Voting – I absolutely love voting. I feel like crying my eyes out whenever I go to a polling station,  thinking about the sacrifices people have made on the long march to universal suffrage. And recently I’ve felt like crying my eyes out when the results have come in. But that’s going off-subject. 

Seeing three deer in a frosty field this very morning – totally unexpectedly. You can’t go wrong with deer in my view. 

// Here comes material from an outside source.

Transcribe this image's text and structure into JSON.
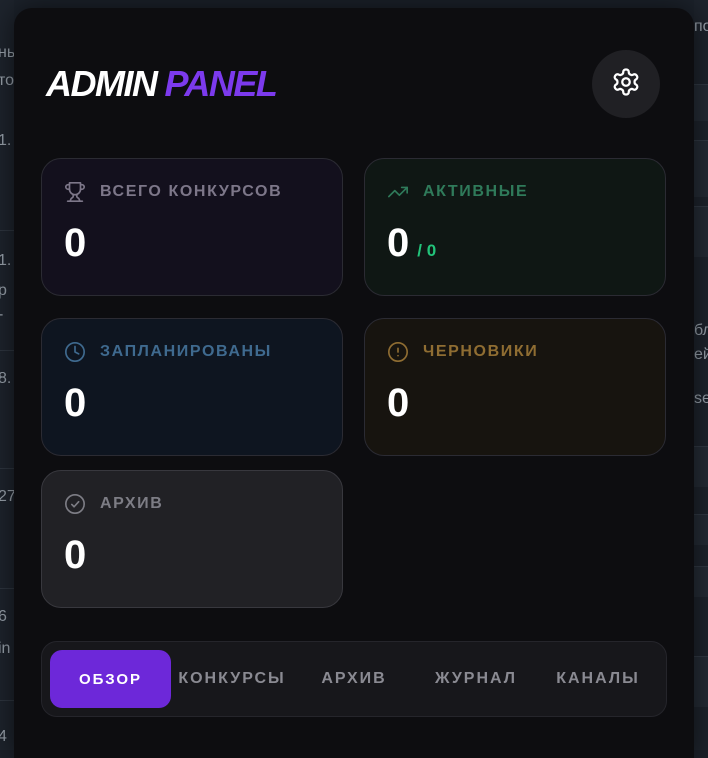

Seeing any videos of any baby pandas. 

A squirrel starting to climb my leg presumably thinking it was a tree (I was wearing brown geography teacher cords) before realising its mistake and jumping off just after it had reached my knee. 

Throwing a scrumpled-up piece of paper at a bin that was quite far away – and getting it in first time. 

Eating a particularly good fried egg when I was particularly hungry. 

I could go on. They all bring a smile to my face. 

Write your own positive 2016, think about things that have gone right, then remember some more. 

Let’s see if we can look back on this year as not being that shite after all!